Thursday, 28 May 2015

Music from Norway

I was in Norway last week and I forgot to post some examples of my favourite music from Norway, so I am remedying that now.  I'll put them up in the order that I first heard them.

First up is A-ha's Take on Me.  I remember hearing the song for the first time, walking by a record shop in L.A. and wondering what it was.  I was 11 years old at the time, and I asked my parents if we could go in and ask what the song was, but they said no.  It wasn't too long until I heard the song again and learnt what it was, and bought the 7" single -- a special edition gatefold version with cartoons inside!



next up is Solveig's song from Edvard Grieg's Peer Gynt suite.  We spent some time on Peer Gynt in music lessons in school, and I liked it very much.



Finally, Festmusikk, from Mons Leidvin Takle, which I heard on Radio 3 one morning and had to then listen on iPlayer several times to catch the name of the composer, so awesome is the piece

Friday, 22 May 2015

Oslo workshop – Day 5

It's day 5 at the Oslo gamma strength workshop.  I've learnt quite a lot – particularly about how rich the data is from a wide range of experiments, and also how it is difficult to reconcile the interpretation of different experiments using different methods (such as those that excite nuclei with gamma rays vs those that use neutrons).  My talk is coming up later today, and I hope to get some good questions and suggestions for what I might calculate.

As much as I have been enjoying the conference, if I had been a bit quicker to notice, I'd have skipped one of the sessions on Wednesday because there were taking place, in the next building, the Abel lectures from this year's Abel prize.  The Abel prize, named after Norwegian mathematician Niels Henrik Abel, was set up in response to the Nobel prize not featuring a mathematics prize.  It's a prestigious thing, and the award this year went to John Nash Jr and Louis Nirenberg, both of whom were speaking on Wednesday, followed by longer talks about their work and legacy.  Quite an opportunity missed by me to go and see them!

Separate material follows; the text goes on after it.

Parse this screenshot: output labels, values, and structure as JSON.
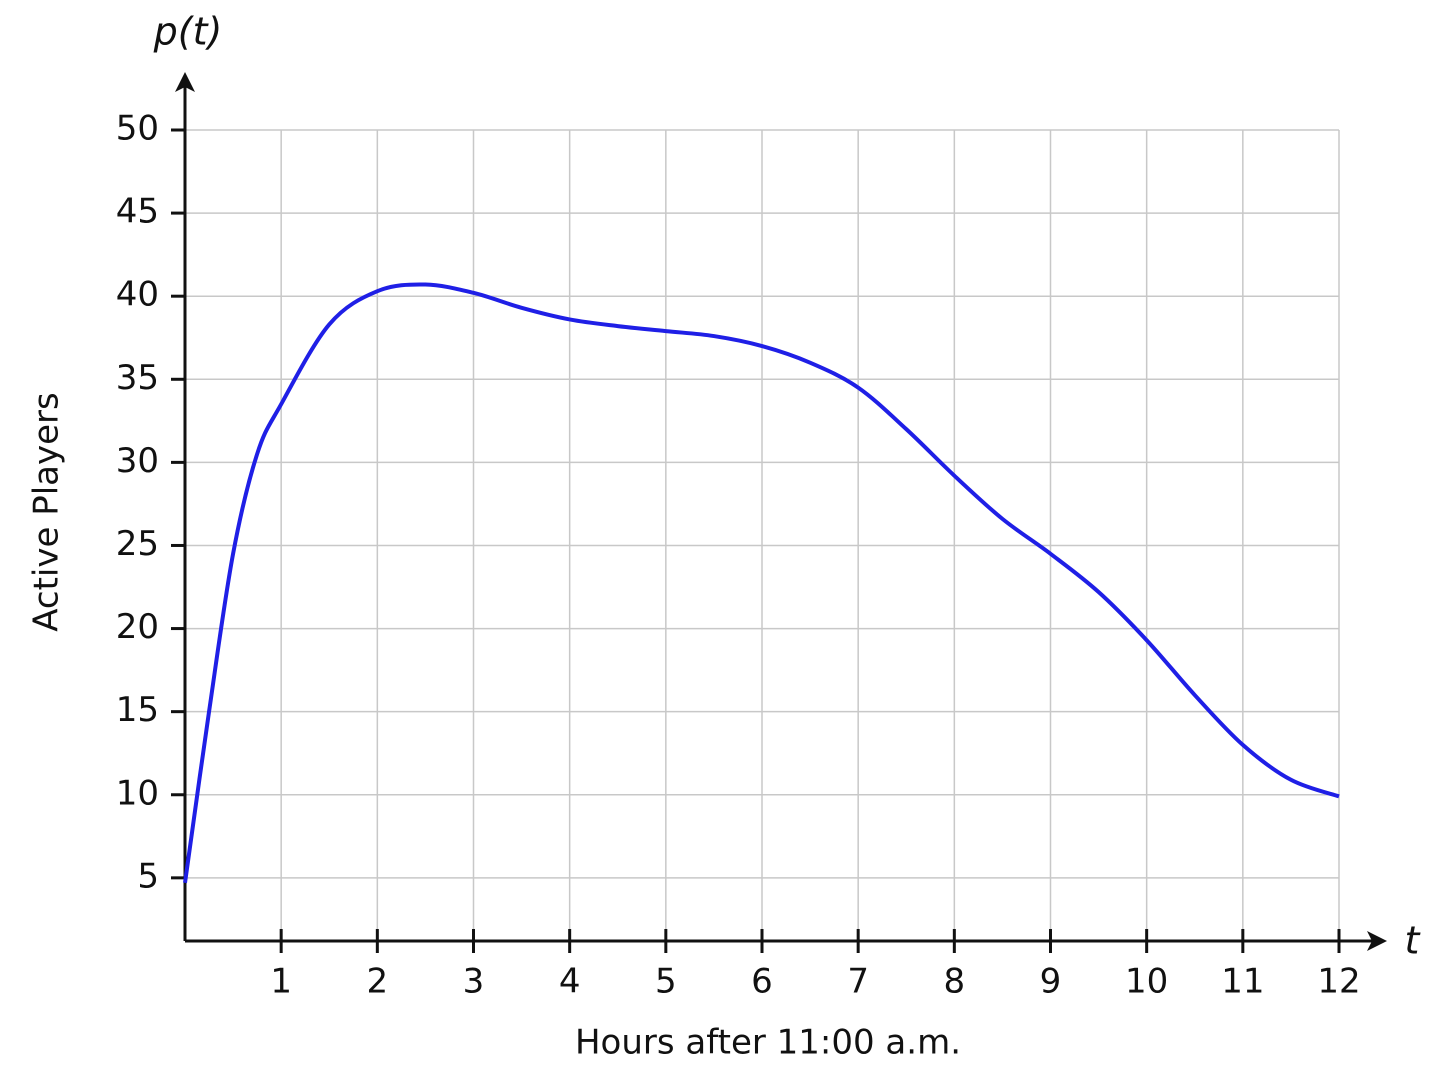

Being at the University of Oslo, too, reminds me about gnus -- a computer program which runs under that operating system (and text editor) known as Emacs.  I used to use gnus as a newsgroup reader, and as an email program.  It is a brilliant program and could do all sorts of neat things, helped by the fact that it was extendable by users who were prepared to do a bit of emacs-lisp programming.  I was, and I even contributed a couple of patches to fix bugs in beta versions of the program.  As a result, my name can be found on every unix (including Apple Mac) computer, in the file containing the list of contributors to the gnus part of emacs.

Yesterday was the conference outing and dinner.  The outing was to Oscarshall, a royal palace set in a peninsula a short walk from the city centre.  The picture above does not do justice to the pretty meadow full of dandelions that we walked past on the way there.  The dinner was very fancy, and very tasty.  The Paleo Brasserie catered for us very well, and in particular gave me an excellent vegetarian meal.  The dessert was white chocolate with dill ice cream.  It's safe to say that I have never had dill ice cream before.

Update: The day after writing this post, John Nash travelled back from Oslo to New Jersey, and died in a car crash on his way home from the airport.